Federal Energy Regulatory Commission (FERC) Chairman Jon Wellinghoff said recent multimillion-dollar fines imposed against JPMorgan and Barclays for alleged power market manipulation could become more frequent.


“It’s just a matter of us finally gearing up, having the resources, having the capabilities,” Wellinghoff told reporters Thursday after speaking at an event hosted by The Hill.

Barclays said it would fight the $470 million fine FERC slapped it with in October for alleged market manipulation. FERC also sued JPMorgan in July on similar charges, and proposed a $435 million fine.

Wellinghoff said FERC’s actions have widespread support, “from especially the Hill and the people up here who believe we’re doing our job.”

Congress gave FERC the authority to go after power market manipulators in the Energy Policy Act of 2005, in hopes of preventing another Enron-type situation.

Enron was able to manipulate California’s power markets shortly after they deregulated in the early 2000s. Enron had encouraged power suppliers to shut down generation to create an artificial supply crunch, which allowed Enron and other traders to offer spot-market electricity at higher prices amid persistent rolling blackouts.

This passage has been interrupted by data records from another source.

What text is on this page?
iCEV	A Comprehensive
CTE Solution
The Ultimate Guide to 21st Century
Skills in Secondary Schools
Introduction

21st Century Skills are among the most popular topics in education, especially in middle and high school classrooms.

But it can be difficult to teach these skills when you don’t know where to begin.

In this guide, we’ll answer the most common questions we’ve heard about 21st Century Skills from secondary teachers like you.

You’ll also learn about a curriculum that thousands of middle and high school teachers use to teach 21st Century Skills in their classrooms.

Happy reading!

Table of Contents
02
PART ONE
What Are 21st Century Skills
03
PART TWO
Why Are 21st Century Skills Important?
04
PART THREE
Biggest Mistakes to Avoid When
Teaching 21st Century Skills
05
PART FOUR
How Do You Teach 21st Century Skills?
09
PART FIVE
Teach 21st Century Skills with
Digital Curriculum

Wellinghoff said FERC’s enforcement office is just now starting to get the personnel it needs to launch manipulation charges. He said FERC is drawing from data from the past several years to build its cases.

Wall Street has pushed back against FERC’s actions, saying that the regulator is trying to bar financial firms from energy markets.

Wellinghoff said that is not the case.

“We’re an equal-opportunity enforcer. We’ll go after anybody who we believe is engaged in an activity that is inappropriate or is in violation of the statute,” Wellinghoff said. “That’s why Congress gave us that authority to actually have some teeth in the law to be able to police the industry and police the markets.”